“A NEW MOON OVER TOHOKU (TOHOKU NO SHINGETSU)” | U.S. Premiere | Canada | English, Japanese w/English subtitles | 98 min.
Written and directed by Linda Ohama.
A moving story of love, survival and old Japanese traditions and customs in the aftermath of the March 2011 earthquake and tsunami disaster in northeastern Japan.
Shingetsu is the Japanese word for “new moon” — the moon that cannot be seen, yet still exists in the darkness of the night sky. This film shares the voices of the Tohoku people who break their cultural silence and share their stories and post-3/11 lives. Through their experiences, they discover something intangible and simple, yet essential to human life. Shot on location over two and a half years in the coastal prefectures affected by the earthquake, tsunami and nuclear accident — Miyagi, Iwate and Fukushima.
Screenings: Nov. 4, 5:45 p.m. | Nov. 6, 12:15 p.m. | Nov. 13, 5 p.m. (Regal Kapolei)| Nov. 19, 1 p.m. (Palace Theater)
“MIFUNE: THE LAST SAMURAI” | Hawai‘i Premiere | Japan | English, Japanese w/English subtitles | 80 min.
Written by Steven Okazaki and Stuart Gailbraith IV. Directed by Steven Okazaki.
Toshiro Mifune (1920-1997), who appeared in 170 films, was the greatest actor from the “golden age” of Japanese cinema. He is best known for his 16-film collaboration (1948-’65) with filmmaker Akira Kurosawa in such films as “Rashomon,” “Seven Samurai,” “The Hidden Fortress” and “Throne of Blood,” which was adapted from Shakespeare’s “Macbeth.” Mifune twice earned the Best Actor Prize at Venice Festival for “Yojimbo” (1961) and “Red Beard” (1965).
Directed by Academy Award-winning filmmaker Steven Okazaki and narrated by actor Keanu Reeves, the documentary explores Mifune’s life and career with archival footage and interviews with Mifune’s family and co-stars. Toshiro Mifune was born in China in 1920 to Japanese parents. At age 19, he was drafted into the Imperial Japanese Army aviation division and set foot into Japan for the first time as a soldier in World War II.
Japan’s postwar years were difficult. Samurai movies became a great source of comfort, given the samurai’s role of honor and stoicism in Japanese history. Mifune never intended to become an actor; in fact, he applied to become a camera assistant at Toho, Tökyö’s famous film studio. But the studio needed actors.

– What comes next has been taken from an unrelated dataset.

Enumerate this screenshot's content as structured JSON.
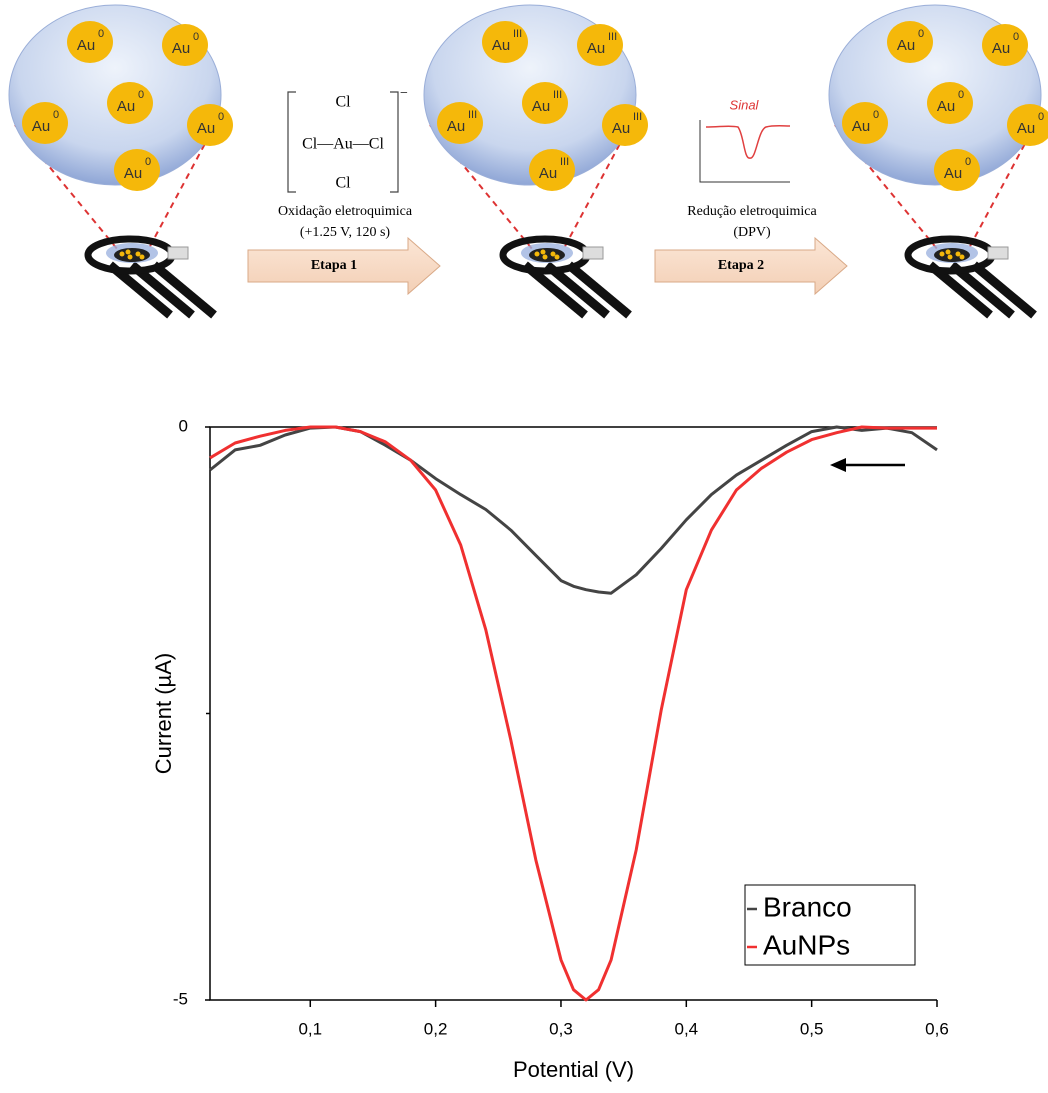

Life as a contract actor in Tökyö was neither easy nor glamorous. Once a movie was finished, a new one began the very next day. It was not until he was chosen as Akira Kurosawa’s leading man that Mifune was able to begin making films that fulfilled him. Together, they created the genre of the wandering warrior protagonist that would later inspire filmmakers as diverse as Sergio Leone, Steven Spielberg, Martin Scorsese and George Lucas. Actor Clint Eastwood credits Mifune as the inspiration for his own iconic Western characters.
Toshiro Mifune gave some of the finest performances in film history that audiences still marvel at today. “Mifune: The Last Samurai” is a thoughtful and loving tribute to the man and the actor. It has also been nominated for the Halekulani Golden Orchid Award for Best Documentary.
Screenings: Nov. 6, 4 p.m. | Nov. 13, 11:30 a.m.
In honor of Toshiro Mifune, HIFF will present a special screening of “Rashomon” at 2 p.m. on Nov. 6, followed by the Hawai‘i premiere of “Mifune: The Last Samurai.”